What EarthLink is doing about it
Besides having our heads screwed on straight and telling it like it is to anyone who asks, there are many things EarthLink is doing to prevent the kinds of traffic jams mentioned above.
- EarthLink doesn't rely on one particular national network. We currently supply our customers with dial-in access via our own network here in California and UUNET's network everywhere else. We have just contracted with PSINet to add another 230 POPs to our network. Between these three, we have the largest, most reliable Internet network in existence. This means EarthLink is able to provide alternate POPs when POPs in a particular location get congested. This means fewer busy signals for our customers.

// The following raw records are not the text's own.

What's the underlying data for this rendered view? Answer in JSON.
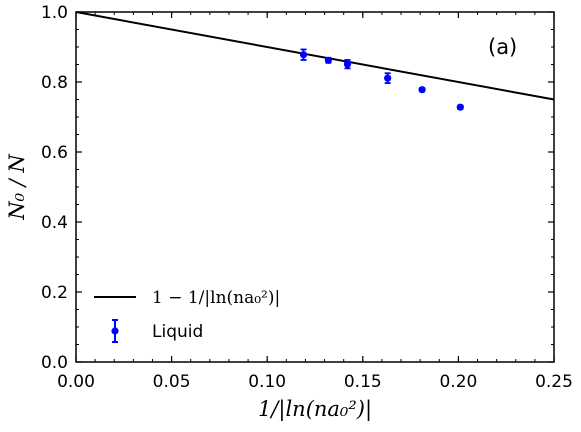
{
  "chart_data": {
    "type": "scatter",
    "panel_label": "(a)",
    "xlabel": "1/|ln(na₀²)|",
    "ylabel": "N₀ / N",
    "xlim": [
      0.0,
      0.25
    ],
    "ylim": [
      0.0,
      1.0
    ],
    "x_ticks": [
      "0.00",
      "0.05",
      "0.10",
      "0.15",
      "0.20",
      "0.25"
    ],
    "y_ticks": [
      "0.0",
      "0.2",
      "0.4",
      "0.6",
      "0.8",
      "1.0"
    ],
    "grid": false,
    "legend_position": "lower-left",
    "series": [
      {
        "name": "1 − 1/|ln(na₀²)|",
        "kind": "line",
        "color": "#000000",
        "x": [
          0.0,
          0.25
        ],
        "y": [
          1.0,
          0.75
        ]
      },
      {
        "name": "Liquid",
        "kind": "scatter",
        "color": "#0000ff",
        "x": [
          0.119,
          0.132,
          0.142,
          0.163,
          0.181,
          0.201
        ],
        "y": [
          0.878,
          0.862,
          0.851,
          0.811,
          0.778,
          0.728
        ],
        "yerr": [
          0.015,
          0.007,
          0.012,
          0.014,
          0.005,
          0.005
        ]
      }
    ]
  }
}
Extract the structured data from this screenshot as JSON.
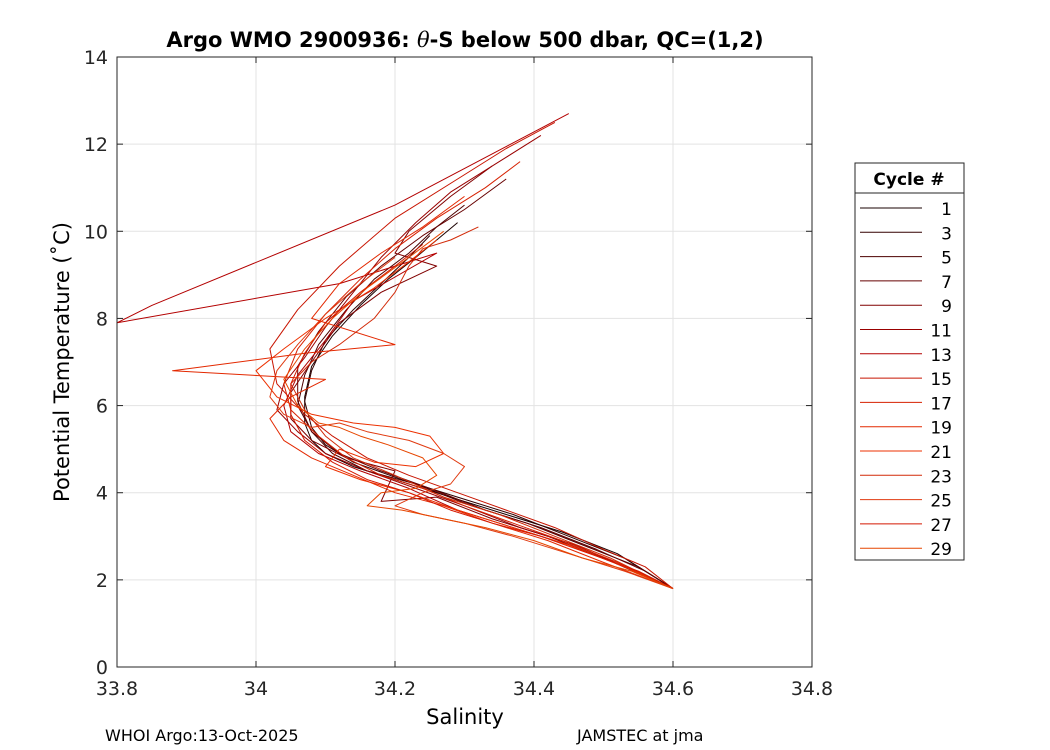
{
  "chart_data": {
    "type": "line",
    "title": "Argo WMO 2900936: θ-S below 500 dbar,  QC=(1,2)",
    "title_prefix": "Argo WMO 2900936: ",
    "title_theta": "θ",
    "title_suffix": "-S below 500 dbar,  QC=(1,2)",
    "xlabel": "Salinity",
    "ylabel": "Potential Temperature (˚C)",
    "xlim": [
      33.8,
      34.8
    ],
    "ylim": [
      0,
      14
    ],
    "x_ticks": [
      33.8,
      34,
      34.2,
      34.4,
      34.6,
      34.8
    ],
    "x_tick_labels": [
      "33.8",
      "34",
      "34.2",
      "34.4",
      "34.6",
      "34.8"
    ],
    "y_ticks": [
      0,
      2,
      4,
      6,
      8,
      10,
      12,
      14
    ],
    "y_tick_labels": [
      "0",
      "2",
      "4",
      "6",
      "8",
      "10",
      "12",
      "14"
    ],
    "grid": true,
    "legend_title": "Cycle #",
    "legend_position": "right",
    "series": [
      {
        "name": "1",
        "color": "#1a0000",
        "x": [
          34.29,
          34.26,
          34.23,
          34.19,
          34.15,
          34.11,
          34.08,
          34.07,
          34.07,
          34.08,
          34.1,
          34.14,
          34.2,
          34.28,
          34.36,
          34.44,
          34.52,
          34.6
        ],
        "y": [
          10.2,
          9.8,
          9.4,
          8.9,
          8.3,
          7.6,
          6.9,
          6.2,
          5.6,
          5.2,
          4.9,
          4.6,
          4.3,
          3.9,
          3.5,
          3.1,
          2.6,
          1.8
        ]
      },
      {
        "name": "3",
        "color": "#330000",
        "x": [
          34.25,
          34.22,
          34.18,
          34.14,
          34.1,
          34.08,
          34.07,
          34.08,
          34.1,
          34.14,
          34.21,
          34.29,
          34.37,
          34.45,
          34.53,
          34.6
        ],
        "y": [
          9.9,
          9.4,
          8.8,
          8.2,
          7.5,
          6.8,
          6.1,
          5.5,
          5.1,
          4.7,
          4.3,
          3.9,
          3.5,
          3.0,
          2.5,
          1.8
        ]
      },
      {
        "name": "5",
        "color": "#4d0000",
        "x": [
          34.3,
          34.26,
          34.22,
          34.17,
          34.13,
          34.09,
          34.07,
          34.06,
          34.08,
          34.11,
          34.16,
          34.23,
          34.31,
          34.39,
          34.47,
          34.55,
          34.6
        ],
        "y": [
          10.6,
          10.1,
          9.5,
          8.9,
          8.2,
          7.4,
          6.7,
          6.0,
          5.4,
          4.9,
          4.5,
          4.2,
          3.7,
          3.3,
          2.8,
          2.3,
          1.8
        ]
      },
      {
        "name": "7",
        "color": "#660000",
        "x": [
          34.36,
          34.3,
          34.24,
          34.18,
          34.13,
          34.09,
          34.06,
          34.06,
          34.08,
          34.12,
          34.18,
          34.25,
          34.33,
          34.41,
          34.49,
          34.56,
          34.6
        ],
        "y": [
          11.2,
          10.5,
          9.9,
          9.2,
          8.5,
          7.7,
          6.9,
          6.1,
          5.4,
          4.9,
          4.5,
          4.1,
          3.6,
          3.2,
          2.7,
          2.2,
          1.8
        ]
      },
      {
        "name": "9",
        "color": "#800000",
        "x": [
          34.34,
          34.28,
          34.22,
          34.2,
          34.26,
          34.18,
          34.12,
          34.08,
          34.05,
          34.05,
          34.08,
          34.13,
          34.2,
          34.18,
          34.26,
          34.34,
          34.42,
          34.5,
          34.6
        ],
        "y": [
          11.5,
          10.8,
          10.0,
          9.5,
          9.2,
          8.6,
          7.9,
          7.0,
          6.3,
          5.7,
          5.2,
          4.8,
          4.5,
          3.8,
          3.9,
          3.4,
          3.0,
          2.5,
          1.8
        ]
      },
      {
        "name": "11",
        "color": "#990000",
        "x": [
          34.41,
          34.35,
          34.28,
          34.23,
          34.18,
          34.14,
          34.1,
          34.07,
          34.04,
          34.03,
          34.06,
          34.1,
          34.16,
          34.23,
          34.3,
          34.38,
          34.46,
          34.53,
          34.6
        ],
        "y": [
          12.2,
          11.6,
          10.9,
          10.2,
          9.4,
          8.6,
          7.8,
          7.1,
          6.5,
          5.9,
          5.4,
          4.9,
          4.5,
          4.1,
          3.7,
          3.2,
          2.8,
          2.3,
          1.8
        ]
      },
      {
        "name": "13",
        "color": "#b30000",
        "x": [
          34.45,
          34.2,
          33.85,
          33.8,
          34.12,
          34.26,
          34.14,
          34.1,
          34.06,
          34.04,
          34.05,
          34.09,
          34.15,
          34.22,
          34.29,
          34.37,
          34.45,
          34.53,
          34.6
        ],
        "y": [
          12.7,
          10.6,
          8.3,
          7.9,
          8.8,
          9.5,
          8.4,
          7.5,
          6.7,
          6.0,
          5.4,
          4.9,
          4.5,
          4.1,
          3.6,
          3.2,
          2.8,
          2.3,
          1.8
        ]
      },
      {
        "name": "15",
        "color": "#c81400",
        "x": [
          34.43,
          34.36,
          34.29,
          34.2,
          34.12,
          34.06,
          34.02,
          34.03,
          34.07,
          34.11,
          34.16,
          34.22,
          34.29,
          34.36,
          34.43,
          34.5,
          34.56,
          34.6
        ],
        "y": [
          12.5,
          11.9,
          11.2,
          10.3,
          9.2,
          8.2,
          7.3,
          6.5,
          5.8,
          5.3,
          4.8,
          4.4,
          4.0,
          3.6,
          3.2,
          2.7,
          2.3,
          1.8
        ]
      },
      {
        "name": "17",
        "color": "#d62000",
        "x": [
          34.38,
          34.33,
          34.26,
          34.2,
          34.15,
          34.1,
          34.06,
          34.04,
          34.05,
          34.09,
          34.13,
          34.18,
          34.24,
          34.3,
          34.37,
          34.44,
          34.52,
          34.6
        ],
        "y": [
          11.6,
          11.0,
          10.3,
          9.6,
          8.9,
          8.1,
          7.3,
          6.5,
          5.9,
          5.3,
          4.8,
          4.4,
          4.1,
          3.7,
          3.3,
          2.9,
          2.4,
          1.8
        ]
      },
      {
        "name": "19",
        "color": "#e32800",
        "x": [
          34.3,
          34.24,
          34.18,
          34.12,
          34.08,
          34.2,
          34.07,
          33.88,
          34.1,
          34.05,
          34.02,
          34.04,
          34.08,
          34.14,
          34.2,
          34.27,
          34.34,
          34.42,
          34.5,
          34.6
        ],
        "y": [
          10.8,
          10.1,
          9.5,
          8.8,
          8.0,
          7.4,
          7.2,
          6.8,
          6.6,
          6.2,
          5.7,
          5.2,
          4.8,
          4.4,
          4.0,
          3.7,
          3.3,
          2.9,
          2.4,
          1.8
        ]
      },
      {
        "name": "21",
        "color": "#ec3000",
        "x": [
          34.26,
          34.22,
          34.17,
          34.1,
          34.04,
          34.0,
          34.03,
          34.08,
          34.14,
          34.2,
          34.25,
          34.27,
          34.23,
          34.17,
          34.12,
          34.1,
          34.15,
          34.22,
          34.29,
          34.37,
          34.45,
          34.53,
          34.6
        ],
        "y": [
          9.8,
          9.3,
          8.7,
          8.0,
          7.3,
          6.8,
          6.2,
          5.8,
          5.6,
          5.5,
          5.3,
          4.9,
          4.6,
          4.7,
          5.0,
          4.6,
          4.3,
          4.0,
          3.6,
          3.2,
          2.8,
          2.3,
          1.8
        ]
      },
      {
        "name": "23",
        "color": "#d22a08",
        "x": [
          34.32,
          34.28,
          34.24,
          34.22,
          34.2,
          34.17,
          34.12,
          34.08,
          34.05,
          34.07,
          34.1,
          34.14,
          34.2,
          34.27,
          34.35,
          34.43,
          34.51,
          34.6
        ],
        "y": [
          10.1,
          9.8,
          9.6,
          9.2,
          8.6,
          8.0,
          7.4,
          7.0,
          6.5,
          5.9,
          5.3,
          4.8,
          4.4,
          3.9,
          3.5,
          3.0,
          2.5,
          1.8
        ]
      },
      {
        "name": "25",
        "color": "#e03a10",
        "x": [
          34.2,
          34.15,
          34.1,
          34.06,
          34.03,
          34.02,
          34.04,
          34.08,
          34.12,
          34.16,
          34.22,
          34.27,
          34.3,
          34.28,
          34.24,
          34.2,
          34.24,
          34.3,
          34.37,
          34.45,
          34.53,
          34.6
        ],
        "y": [
          9.4,
          8.8,
          8.1,
          7.4,
          6.8,
          6.2,
          5.8,
          5.5,
          5.6,
          5.4,
          5.2,
          4.9,
          4.6,
          4.2,
          4.0,
          3.7,
          3.5,
          3.3,
          3.0,
          2.6,
          2.2,
          1.8
        ]
      },
      {
        "name": "27",
        "color": "#d41800",
        "x": [
          34.24,
          34.2,
          34.15,
          34.1,
          34.07,
          34.05,
          34.05,
          34.07,
          34.11,
          34.16,
          34.22,
          34.28,
          34.34,
          34.41,
          34.48,
          34.55,
          34.6
        ],
        "y": [
          9.7,
          9.2,
          8.6,
          7.9,
          7.2,
          6.5,
          5.8,
          5.2,
          4.7,
          4.3,
          4.0,
          3.6,
          3.3,
          3.0,
          2.6,
          2.2,
          1.8
        ]
      },
      {
        "name": "29",
        "color": "#e64600",
        "x": [
          34.27,
          34.22,
          34.16,
          34.11,
          34.07,
          34.04,
          34.06,
          34.09,
          34.12,
          34.15,
          34.19,
          34.24,
          34.26,
          34.23,
          34.18,
          34.16,
          34.21,
          34.27,
          34.33,
          34.4,
          34.47,
          34.54,
          34.6
        ],
        "y": [
          10.0,
          9.4,
          8.7,
          8.0,
          7.3,
          6.6,
          6.0,
          5.6,
          5.5,
          5.3,
          5.1,
          4.8,
          4.4,
          4.1,
          4.0,
          3.7,
          3.6,
          3.4,
          3.2,
          2.9,
          2.5,
          2.2,
          1.8
        ]
      }
    ]
  },
  "footer": {
    "left": "WHOI Argo:13-Oct-2025",
    "right": "JAMSTEC at jma"
  }
}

- All of EarthLink's POPs have plenty of available bandwidth to our networks. This means that EarthLink provides a wide "pipe" from the modems you dial into to EarthLink's Internet networks. Most often, our POPs are connected to the rest of a particular network via T3 (45 Megabit) lines, the largest pipes widely available. EarthLink's customers rarely experience a bottleneck getting to the network from the POP they're dialed into.
- EarthLink's customers are dialing into private networks. Whether they are ours, UUNET's or PSINet's, these networks are owned and controlled by EarthLink or by EarthLink's partners. Our customers' packets (units of bits, or information being transmitted) travel on these private networks for as long as possible before being handed off to other Internet networks we don't control.
In contrast, many local ISPs, though their customers dial into their own, local POPs, immediately hand off their customers' packets to public networks run by companies such as MCI and Sprint. Whereas the packets of EarthLink customers could traverse the world without leaving one of our networks.
- EarthLink has more interconnect points than anyone. Between EarthLink, PSINet and UUNET, we are interconnected at every NAP or other important interconnection point on the Internet. This means that if a customer's packet has to leave our network to get to another network, it will happen at the closest interconnect point providing the best performance and routing around potential jams.
- EarthLink has a world-class technical staff ensuring our server-based services, such as mail, news, Web and others, grow ahead of demand. We cannot control the response time of servers other than ours, but we can do a good job ensuring our own servers keep up with demand.
Because of these points, EarthLink is uniquely positioned to keep up with the demand of the growing Internet community and to predict and avoid trouble areas.
Other Internet service providers have made different choices about how to utilize their resources and are subject to isolated problems much more readily than we are. Netcom's customers, for example, are all dialing into Netcom's single network. These customers' Internet experience is limited to Netcom's ability to grow and manage their network. If Netcom can't keep up, their customers suffer.
Overall, however, the Internet community and the vast engineering resources behind it are finding solutions to the challenges facing the network. As it continues to grow, the Internet will be stronger and healthier than ever before.
Summary
The Internet's continued high-speed growth creates a challenge to stay ahead of demand. Frequently, this results in isolated traffic jams at particular points on the Internet network. Overall though, the Net is healthier than it's ever been, providing a positive experience for more users than ever.
When talking about problems on the Internet, we must deal in specifics: specific problems, who they affect specifically, and how they can be handled. Generalities born out of misinformation and sensationalism do everyone a disservice. Not only do these generalities fail to describe real issues, they focus attention away from what we are all trying to do: expand the Internet's resources to fulfill the potential of this amazing global communications medium.
EarthLink is positioned to predict and keep up with new Internet demands. Our goal is to give our customers the best possible Internet experience. We are working very hard to ensure this continues.